Castillo de los Caballeros Teutónicos en Lębork

       La historia del castillo de Lębork comienza en la primera mitad del siglo XIV junto con la fundación de la ciudad en base a la ley de Chełmno. Los fundadores de la ciudad y los constructores del castillo fueron los caballeros teutónicos, que de esta forma fortalecieron su dominio sobre Pomerania de Gdansk que habían conquistado poco antes.
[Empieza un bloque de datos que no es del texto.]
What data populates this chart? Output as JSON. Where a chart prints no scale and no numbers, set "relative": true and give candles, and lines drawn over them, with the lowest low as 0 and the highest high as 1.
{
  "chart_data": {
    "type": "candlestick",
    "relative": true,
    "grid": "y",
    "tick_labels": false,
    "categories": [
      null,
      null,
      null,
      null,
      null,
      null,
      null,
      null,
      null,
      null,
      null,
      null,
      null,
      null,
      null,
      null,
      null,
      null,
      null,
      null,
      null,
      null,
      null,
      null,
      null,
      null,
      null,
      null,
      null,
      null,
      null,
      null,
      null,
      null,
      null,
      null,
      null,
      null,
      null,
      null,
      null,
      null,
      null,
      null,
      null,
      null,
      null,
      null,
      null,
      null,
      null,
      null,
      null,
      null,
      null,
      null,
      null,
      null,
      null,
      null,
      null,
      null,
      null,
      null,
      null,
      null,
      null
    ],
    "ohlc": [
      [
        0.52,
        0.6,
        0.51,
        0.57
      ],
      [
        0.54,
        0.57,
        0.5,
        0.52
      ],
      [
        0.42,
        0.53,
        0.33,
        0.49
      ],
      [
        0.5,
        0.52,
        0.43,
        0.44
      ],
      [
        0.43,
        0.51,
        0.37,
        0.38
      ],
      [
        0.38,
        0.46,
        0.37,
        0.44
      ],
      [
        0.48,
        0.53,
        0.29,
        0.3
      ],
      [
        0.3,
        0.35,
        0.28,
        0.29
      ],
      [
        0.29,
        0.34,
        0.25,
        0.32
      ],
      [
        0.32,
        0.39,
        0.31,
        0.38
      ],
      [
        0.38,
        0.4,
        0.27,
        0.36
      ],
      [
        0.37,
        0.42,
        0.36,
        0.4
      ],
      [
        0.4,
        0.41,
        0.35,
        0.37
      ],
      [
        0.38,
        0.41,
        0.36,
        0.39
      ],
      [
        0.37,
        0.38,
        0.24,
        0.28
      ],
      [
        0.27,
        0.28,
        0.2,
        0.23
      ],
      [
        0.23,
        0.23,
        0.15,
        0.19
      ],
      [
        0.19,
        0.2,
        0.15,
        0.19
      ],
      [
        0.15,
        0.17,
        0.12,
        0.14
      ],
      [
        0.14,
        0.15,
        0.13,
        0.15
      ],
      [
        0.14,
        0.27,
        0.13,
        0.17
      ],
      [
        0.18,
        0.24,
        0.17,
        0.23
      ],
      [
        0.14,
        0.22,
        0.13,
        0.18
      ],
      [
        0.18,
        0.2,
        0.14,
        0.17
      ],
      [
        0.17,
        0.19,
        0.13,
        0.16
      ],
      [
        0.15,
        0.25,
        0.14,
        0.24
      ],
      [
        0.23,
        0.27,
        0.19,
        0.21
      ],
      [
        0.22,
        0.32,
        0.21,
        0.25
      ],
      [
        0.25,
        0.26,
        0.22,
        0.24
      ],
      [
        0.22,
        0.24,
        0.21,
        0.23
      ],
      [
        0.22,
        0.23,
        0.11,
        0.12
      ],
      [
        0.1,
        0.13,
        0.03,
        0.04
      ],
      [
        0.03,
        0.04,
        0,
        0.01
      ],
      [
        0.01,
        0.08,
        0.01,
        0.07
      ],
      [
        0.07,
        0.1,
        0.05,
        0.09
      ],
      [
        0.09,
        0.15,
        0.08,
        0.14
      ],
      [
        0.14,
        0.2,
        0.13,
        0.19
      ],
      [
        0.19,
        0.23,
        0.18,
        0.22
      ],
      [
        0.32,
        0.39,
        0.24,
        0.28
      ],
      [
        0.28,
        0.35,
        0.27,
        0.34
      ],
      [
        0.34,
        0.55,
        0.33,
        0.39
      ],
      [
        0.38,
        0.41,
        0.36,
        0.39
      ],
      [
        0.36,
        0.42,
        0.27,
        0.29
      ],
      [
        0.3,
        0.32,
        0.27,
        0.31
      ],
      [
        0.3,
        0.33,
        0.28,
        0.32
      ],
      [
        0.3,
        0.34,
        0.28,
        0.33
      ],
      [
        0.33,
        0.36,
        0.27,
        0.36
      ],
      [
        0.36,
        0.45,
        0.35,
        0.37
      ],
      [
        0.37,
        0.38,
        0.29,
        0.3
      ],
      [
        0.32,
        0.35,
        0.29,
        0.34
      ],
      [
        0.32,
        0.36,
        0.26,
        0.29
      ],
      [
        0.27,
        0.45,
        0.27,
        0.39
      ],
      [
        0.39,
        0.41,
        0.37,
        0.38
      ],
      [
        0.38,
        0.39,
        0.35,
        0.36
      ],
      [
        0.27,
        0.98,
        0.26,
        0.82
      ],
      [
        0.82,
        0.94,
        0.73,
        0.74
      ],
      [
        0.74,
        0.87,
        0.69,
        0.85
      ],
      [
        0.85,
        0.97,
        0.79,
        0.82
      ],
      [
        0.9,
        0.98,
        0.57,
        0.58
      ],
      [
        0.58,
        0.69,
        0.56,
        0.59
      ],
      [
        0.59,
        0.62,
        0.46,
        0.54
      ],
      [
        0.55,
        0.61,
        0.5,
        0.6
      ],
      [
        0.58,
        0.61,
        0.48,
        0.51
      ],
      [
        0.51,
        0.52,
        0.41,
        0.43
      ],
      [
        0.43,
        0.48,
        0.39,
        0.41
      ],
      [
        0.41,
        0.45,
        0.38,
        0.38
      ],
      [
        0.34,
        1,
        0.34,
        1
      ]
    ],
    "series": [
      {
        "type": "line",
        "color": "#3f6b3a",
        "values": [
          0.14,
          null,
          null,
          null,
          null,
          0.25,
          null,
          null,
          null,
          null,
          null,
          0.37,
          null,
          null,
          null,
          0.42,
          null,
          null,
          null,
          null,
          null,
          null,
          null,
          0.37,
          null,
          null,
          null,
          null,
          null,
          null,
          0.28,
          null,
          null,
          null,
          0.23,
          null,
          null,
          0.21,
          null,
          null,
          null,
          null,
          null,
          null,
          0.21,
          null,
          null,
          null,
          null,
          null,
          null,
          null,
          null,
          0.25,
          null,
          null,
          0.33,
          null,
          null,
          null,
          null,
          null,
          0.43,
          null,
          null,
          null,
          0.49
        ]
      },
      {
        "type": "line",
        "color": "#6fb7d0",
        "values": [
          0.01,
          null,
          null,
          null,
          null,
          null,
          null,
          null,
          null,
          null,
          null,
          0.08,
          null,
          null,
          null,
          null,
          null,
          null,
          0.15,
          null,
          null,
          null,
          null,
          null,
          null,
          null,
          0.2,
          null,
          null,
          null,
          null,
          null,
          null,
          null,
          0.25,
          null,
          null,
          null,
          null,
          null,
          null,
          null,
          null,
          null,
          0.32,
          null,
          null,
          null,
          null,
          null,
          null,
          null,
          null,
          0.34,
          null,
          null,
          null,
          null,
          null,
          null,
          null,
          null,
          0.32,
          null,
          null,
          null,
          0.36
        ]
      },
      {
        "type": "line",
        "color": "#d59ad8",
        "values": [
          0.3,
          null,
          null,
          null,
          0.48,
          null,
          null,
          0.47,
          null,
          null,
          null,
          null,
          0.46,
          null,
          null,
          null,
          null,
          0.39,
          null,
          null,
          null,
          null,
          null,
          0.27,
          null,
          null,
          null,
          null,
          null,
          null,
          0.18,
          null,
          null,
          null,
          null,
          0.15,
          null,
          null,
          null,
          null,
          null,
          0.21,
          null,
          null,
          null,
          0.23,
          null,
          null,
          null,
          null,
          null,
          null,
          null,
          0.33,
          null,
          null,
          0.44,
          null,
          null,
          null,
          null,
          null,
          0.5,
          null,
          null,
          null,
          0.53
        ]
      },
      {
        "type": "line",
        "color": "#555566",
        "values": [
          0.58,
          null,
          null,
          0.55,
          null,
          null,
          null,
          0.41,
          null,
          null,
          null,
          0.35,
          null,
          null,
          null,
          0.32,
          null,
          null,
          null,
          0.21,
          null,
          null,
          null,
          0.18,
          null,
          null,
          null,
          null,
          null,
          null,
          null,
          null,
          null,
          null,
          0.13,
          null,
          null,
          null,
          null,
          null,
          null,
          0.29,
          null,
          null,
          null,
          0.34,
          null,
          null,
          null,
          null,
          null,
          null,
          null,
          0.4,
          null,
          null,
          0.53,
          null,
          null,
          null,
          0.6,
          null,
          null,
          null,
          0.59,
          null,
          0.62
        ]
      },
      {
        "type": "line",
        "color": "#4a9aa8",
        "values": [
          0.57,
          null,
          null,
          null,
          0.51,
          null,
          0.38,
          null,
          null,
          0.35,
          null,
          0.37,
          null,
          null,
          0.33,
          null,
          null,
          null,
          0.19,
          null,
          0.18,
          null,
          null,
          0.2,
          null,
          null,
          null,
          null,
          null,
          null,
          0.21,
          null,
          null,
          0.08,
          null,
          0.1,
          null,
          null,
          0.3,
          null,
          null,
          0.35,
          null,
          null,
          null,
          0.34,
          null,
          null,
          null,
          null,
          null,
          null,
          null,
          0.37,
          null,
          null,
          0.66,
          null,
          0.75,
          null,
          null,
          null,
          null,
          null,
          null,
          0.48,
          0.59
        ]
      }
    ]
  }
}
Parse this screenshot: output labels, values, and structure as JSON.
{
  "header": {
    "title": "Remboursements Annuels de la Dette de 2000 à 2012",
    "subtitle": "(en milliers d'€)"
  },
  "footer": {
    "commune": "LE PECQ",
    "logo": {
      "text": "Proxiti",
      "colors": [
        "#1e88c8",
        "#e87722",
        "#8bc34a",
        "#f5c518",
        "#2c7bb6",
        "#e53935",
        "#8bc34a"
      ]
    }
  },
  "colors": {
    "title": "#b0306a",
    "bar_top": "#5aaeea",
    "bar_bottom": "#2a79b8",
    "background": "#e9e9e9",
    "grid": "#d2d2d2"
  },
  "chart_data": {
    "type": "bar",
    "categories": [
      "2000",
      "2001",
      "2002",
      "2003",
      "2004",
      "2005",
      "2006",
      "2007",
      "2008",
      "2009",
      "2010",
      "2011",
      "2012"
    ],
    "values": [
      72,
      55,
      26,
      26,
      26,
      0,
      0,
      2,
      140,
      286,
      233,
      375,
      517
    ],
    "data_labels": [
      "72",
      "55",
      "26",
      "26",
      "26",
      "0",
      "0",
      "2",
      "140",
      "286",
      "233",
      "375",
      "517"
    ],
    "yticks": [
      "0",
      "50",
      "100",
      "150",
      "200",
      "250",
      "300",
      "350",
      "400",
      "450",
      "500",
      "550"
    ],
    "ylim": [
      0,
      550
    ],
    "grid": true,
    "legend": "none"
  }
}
El castillo fue incluido en el sistema de las fortificaciones de la ciudad colocándolo en la esquina sureste. Era una fortaleza bastante grande como para su ubicación periférica. Los caballeros teutónicos creaban su política de hechos consumados mediante la construcción de grandes fortalezas y la localización de la ciudad en las fronteras de su territorio, especialmente en las áreas dominadas. Al hacer venir a los colonos de los países alemanes totalmente dependientes de ellos, se aseguraban su dominio inicialmente muy dudoso en las zonas recién adquiridas. Así fue también en el caso de Lębork que desde la segunda mitad del siglo XIV fue la sede de la alcaldía teutóna.


La fortaleza fue establecida según un plano semejante al cuadrado, donde un edificio residencial lindaba con toda la longitud de la muralla defensiva en la parte sur. Las otras dos esquinas estaban equipadas con torreones rectangulares. La peculiaridad del castillo era la división del patio por un canal, donde también había un molino y una cervecería. El complejo del castillo también constaba de edificios de explotación, como un establo y un granero.


A mediados del siglo XV, el castillo estuvo en manos de los caballeros teutónicos y periódicamente era conquistado y gobernado por el rey polaco. Sin embargo, finalmente fue feudo del duque Érico II de Pomerania. Bajo el dominio de la dinastía de Pomerania, el castillo fue reconstruido con el espíritu del Renacimiento. Fueron añadidos otros edificios y los ya existentes cambiaron su destino. Los herederos de Érico gobernaron el castillo y la ciudad, con cortos intervalos, hasta el siglo XVII, cuando con el final del linaje de la familia el feudo regresó a manos del rey de Polonia. Desde entonces, en el castillo residía un gobernador real. Poco después, durante la guerra con Suecia conocida como el "diluvio", la fortaleza resultó gravemente dañada. Desde mediados del siglo XVII, el castillo y la ciudad pasaron una vez más como feudo a manos de los Hohenzollern de Brandemburgo. Como consecuencia de las particiones de Polonia, Lębork estuvo bajo el dominio de Prusia.


Los significativos cambios en la forma del castillo llegaron en el siglo XIX y en el período de entreguerras. En primer lugar las murallas fueron demolidas, más tarde el complejo del castillo fue adaptado a las necesidades del tribunal. Esto causó que el edificio perdiera casi por completo su forma original de castillo. Aunque el ojo experto puede todavía ver los restos de la estructura gótica original, esto no es una tarea fácil.


Lo que queda hoy en día del castillo de Lębork sirve desde hace hace ochenta años como sede del tribunal del distrito. Si vistamos Lębork merece la pena mirar atentamente el edificio y tratar de encontrar las huellas del pasado antiguo del castillo.